While this book had some great action moments, it was a slower read. I read Iron Widow, another mech book this year and I flew through it as it was mostly just entertainment. This book was pretty hardcore sci-fi and you had to read things carefully so you could catch everything that was going on. It’s not one of those books that you have no idea what you are reading, I understood everything but I had to read carefully.
Another issue that I think slowed down the pace of reading for me was the third-person narrative form of storytelling from a character that is not the main character. Coming from someone that actually loves first person and close psychic distance to the main character, this type of faraway feeling from the main character would really irk me at times. Sometimes Yang could get you close enough so you would feel what Misery was feeling, other times I was too far away and I was only being told what Misery was experiencing instead.

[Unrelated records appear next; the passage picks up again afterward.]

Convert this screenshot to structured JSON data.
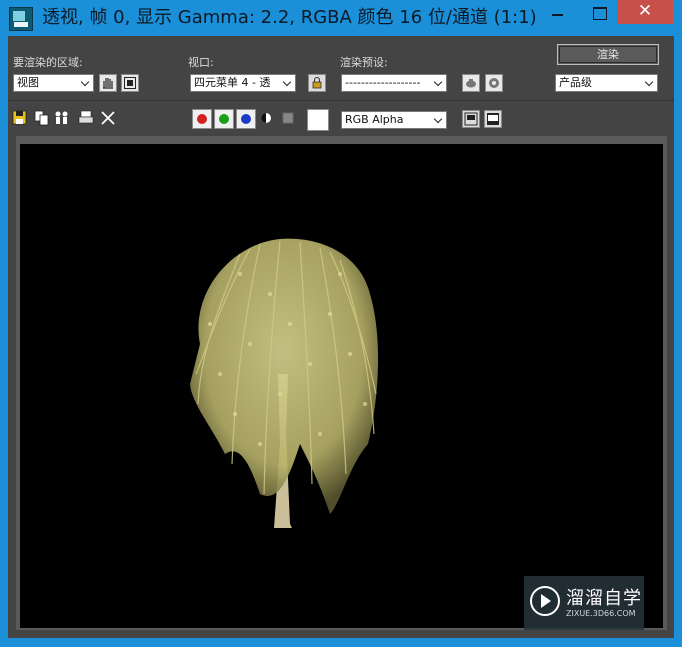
{
  "window": {
    "title": "透视, 帧 0, 显示 Gamma: 2.2, RGBA 颜色 16 位/通道 (1:1)",
    "close_glyph": "✕"
  },
  "toolbar": {
    "area_label": "要渲染的区域:",
    "area_value": "视图",
    "viewport_label": "视口:",
    "viewport_value": "四元菜单 4 - 透",
    "preset_label": "渲染预设:",
    "preset_value": "-------------------",
    "render_button": "渲染",
    "quality_value": "产品级",
    "channel_value": "RGB Alpha"
  },
  "watermark": {
    "brand": "溜溜自学",
    "url": "ZIXUE.3D66.COM"
  },
  "colors": {
    "red_channel": "#d42020",
    "green_channel": "#18a018",
    "blue_channel": "#1a3cc8"
  }
}
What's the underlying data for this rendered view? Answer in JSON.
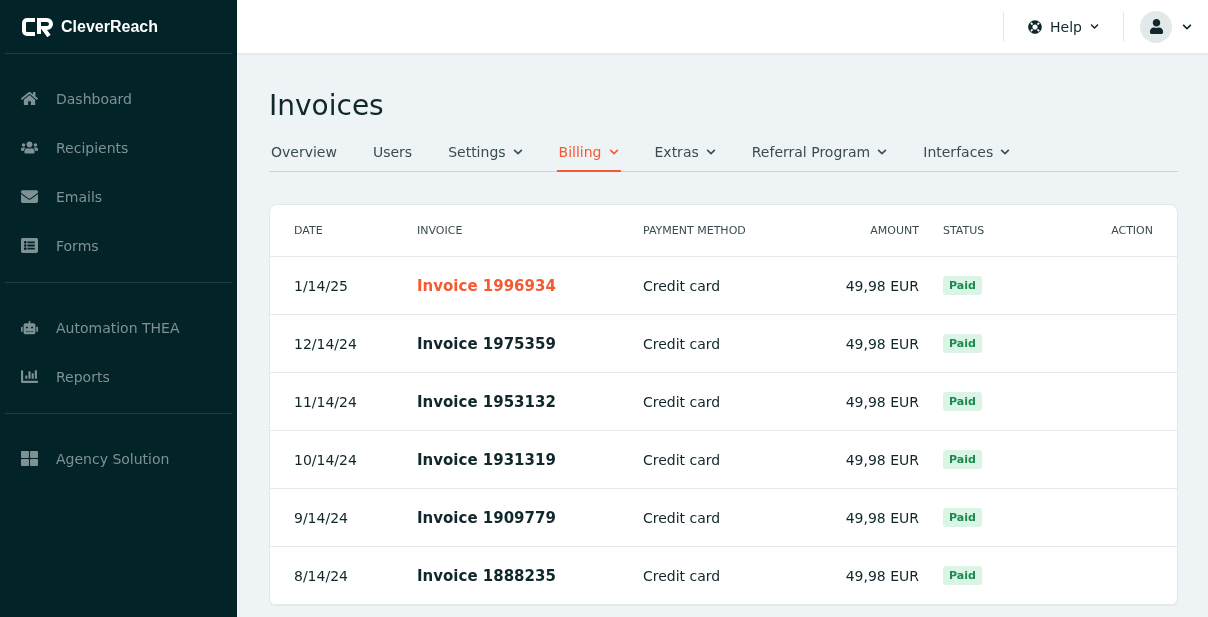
{
  "brand": {
    "name": "CleverReach"
  },
  "sidebar": {
    "groups": [
      {
        "items": [
          {
            "label": "Dashboard"
          },
          {
            "label": "Recipients"
          },
          {
            "label": "Emails"
          },
          {
            "label": "Forms"
          }
        ]
      },
      {
        "items": [
          {
            "label": "Automation THEA"
          },
          {
            "label": "Reports"
          }
        ]
      },
      {
        "items": [
          {
            "label": "Agency Solution"
          }
        ]
      }
    ]
  },
  "topbar": {
    "help": "Help"
  },
  "page": {
    "title": "Invoices"
  },
  "tabs": [
    {
      "label": "Overview",
      "dropdown": false,
      "selected": false
    },
    {
      "label": "Users",
      "dropdown": false,
      "selected": false
    },
    {
      "label": "Settings",
      "dropdown": true,
      "selected": false
    },
    {
      "label": "Billing",
      "dropdown": true,
      "selected": true
    },
    {
      "label": "Extras",
      "dropdown": true,
      "selected": false
    },
    {
      "label": "Referral Program",
      "dropdown": true,
      "selected": false
    },
    {
      "label": "Interfaces",
      "dropdown": true,
      "selected": false
    }
  ],
  "table": {
    "columns": [
      "DATE",
      "INVOICE",
      "PAYMENT METHOD",
      "AMOUNT",
      "STATUS",
      "ACTION"
    ],
    "rows": [
      {
        "date": "1/14/25",
        "invoice": "Invoice 1996934",
        "highlighted": true,
        "method": "Credit card",
        "amount": "49,98 EUR",
        "status": "Paid"
      },
      {
        "date": "12/14/24",
        "invoice": "Invoice 1975359",
        "highlighted": false,
        "method": "Credit card",
        "amount": "49,98 EUR",
        "status": "Paid"
      },
      {
        "date": "11/14/24",
        "invoice": "Invoice 1953132",
        "highlighted": false,
        "method": "Credit card",
        "amount": "49,98 EUR",
        "status": "Paid"
      },
      {
        "date": "10/14/24",
        "invoice": "Invoice 1931319",
        "highlighted": false,
        "method": "Credit card",
        "amount": "49,98 EUR",
        "status": "Paid"
      },
      {
        "date": "9/14/24",
        "invoice": "Invoice 1909779",
        "highlighted": false,
        "method": "Credit card",
        "amount": "49,98 EUR",
        "status": "Paid"
      },
      {
        "date": "8/14/24",
        "invoice": "Invoice 1888235",
        "highlighted": false,
        "method": "Credit card",
        "amount": "49,98 EUR",
        "status": "Paid"
      }
    ]
  }
}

The book was wonderfully queer. Misery she/they is the main character. I noticed that some people didn’t care for this but because of computer chip implants, everyone’s pronouns are always introduced when new characters are introduced to each other. I saw that some readers didn’t like reading all the pronouns but I thought it was interesting since I have never seen so many used in the same book. Sexuality is very fluid and it is not even spoken about with any issues. Misery sleeps with people with he/him pronouns but has her main relationship with someone who uses she/her. I’m being vague on purpose because I don’t want to say who it is because Misery’s relationship with this person, whom she has real feelings for, is one of the only real relationships that she has in the whole book so it is too important to give away.

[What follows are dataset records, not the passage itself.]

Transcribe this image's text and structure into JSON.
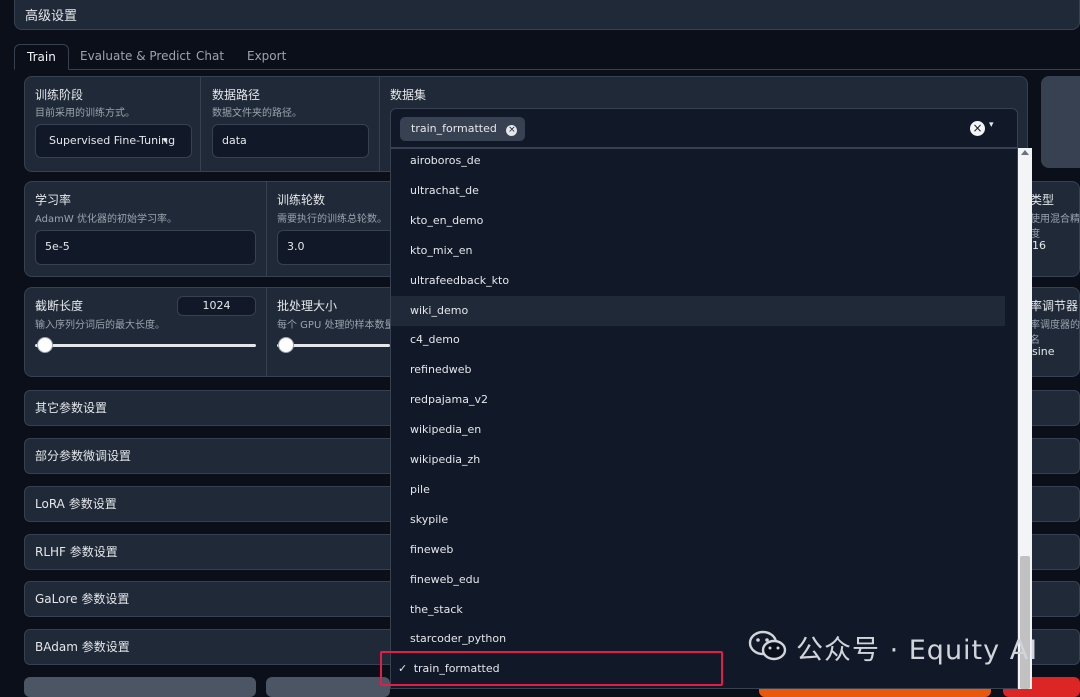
{
  "header": {
    "title": "高级设置"
  },
  "tabs": [
    "Train",
    "Evaluate & Predict",
    "Chat",
    "Export"
  ],
  "training_stage": {
    "label": "训练阶段",
    "desc": "目前采用的训练方式。",
    "value": "Supervised Fine-Tuning"
  },
  "data_path": {
    "label": "数据路径",
    "desc": "数据文件夹的路径。",
    "value": "data"
  },
  "dataset": {
    "label": "数据集",
    "selected_chip": "train_formatted"
  },
  "learning_rate": {
    "label": "学习率",
    "desc": "AdamW 优化器的初始学习率。",
    "value": "5e-5"
  },
  "epochs": {
    "label": "训练轮数",
    "desc": "需要执行的训练总轮数。",
    "value": "3.0"
  },
  "cutoff": {
    "label": "截断长度",
    "desc": "输入序列分词后的最大长度。",
    "value": "1024"
  },
  "batch": {
    "label": "批处理大小",
    "desc": "每个 GPU 处理的样本数量"
  },
  "right_partial": {
    "type_label": "类型",
    "type_desc": "使用混合精度",
    "type_value": "16",
    "sched_label": "率调节器",
    "sched_desc": "率调度器的名",
    "sched_value": "sine"
  },
  "accordions": [
    "其它参数设置",
    "部分参数微调设置",
    "LoRA 参数设置",
    "RLHF 参数设置",
    "GaLore 参数设置",
    "BAdam 参数设置"
  ],
  "dropdown_options": [
    "airoboros_de",
    "ultrachat_de",
    "kto_en_demo",
    "kto_mix_en",
    "ultrafeedback_kto",
    "wiki_demo",
    "c4_demo",
    "refinedweb",
    "redpajama_v2",
    "wikipedia_en",
    "wikipedia_zh",
    "pile",
    "skypile",
    "fineweb",
    "fineweb_edu",
    "the_stack",
    "starcoder_python",
    "train_formatted"
  ],
  "hovered_option": "wiki_demo",
  "checked_option": "train_formatted",
  "checkmark": "✓",
  "chip_close": "×",
  "clear_symbol": "×",
  "caret_symbol": "▾",
  "watermark": "公众号 · Equity AI",
  "colors": {
    "background": "#0b0f19",
    "panel": "#1f2937",
    "border": "#374151",
    "highlight_box": "#e11d48",
    "orange_button": "#ea580c"
  }
}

In this book, people believe that Misery is the messiah they’ve been waiting for and that she will help the religious faithful in the mech war against the heretics. Misery doesn’t believe in any of it and while she has a few powers, she thinks she is going crazy so she doesn’t mind pretending in hope of escaping The Crown who doesn’t seem to be happy with her arrival anyway. This right here is where the book really shined. It was a great premise and when Misery was her snarky but badass self, were some of my absolute favorite parts. There were still parts that I really enjoyed later on, but I think besides the character of Misery’s partner, most of the secondary characters just needed a little more character-building. They were all close but just not quite there. And while the book was decent size already, the time jumps took away from precious character-building time that was needed with other characters. Adding some extra page length to a book like this would have been fine and welcomed for that issue.

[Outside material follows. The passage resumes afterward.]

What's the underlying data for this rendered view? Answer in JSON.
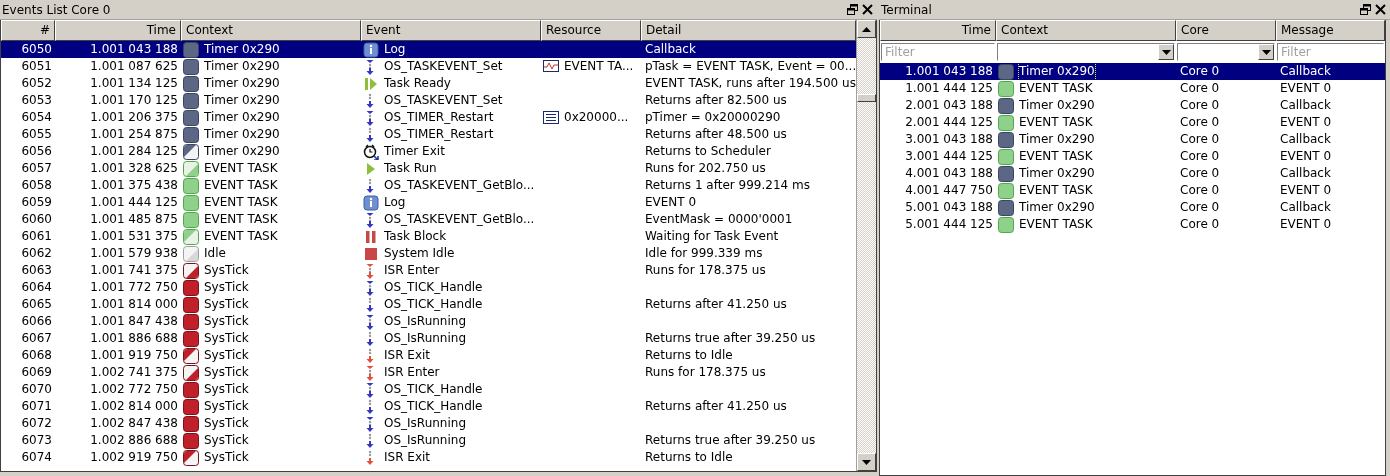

TLDR: This was a pretty hardcore sci-fi book. I had some definite issues with it, but in the end, I’m a sucker for badass women, nb characters and mechs so this was still an easy 4 stars for me. This book is a slower read, it took me 3-4 times what I expected, but because I read carefully, I found I was able to understand almost everything. This is NOT one of those ‘WTH did I just read’ books, it’s just not an easy read. I don’t know if this is the end of Misery or not. With the ending Yang really left it either way but I would absolutely read a second book because I believe Misery has some unfinished business to attend to. 4 stars.
A copy was kindly given to me for an honest review.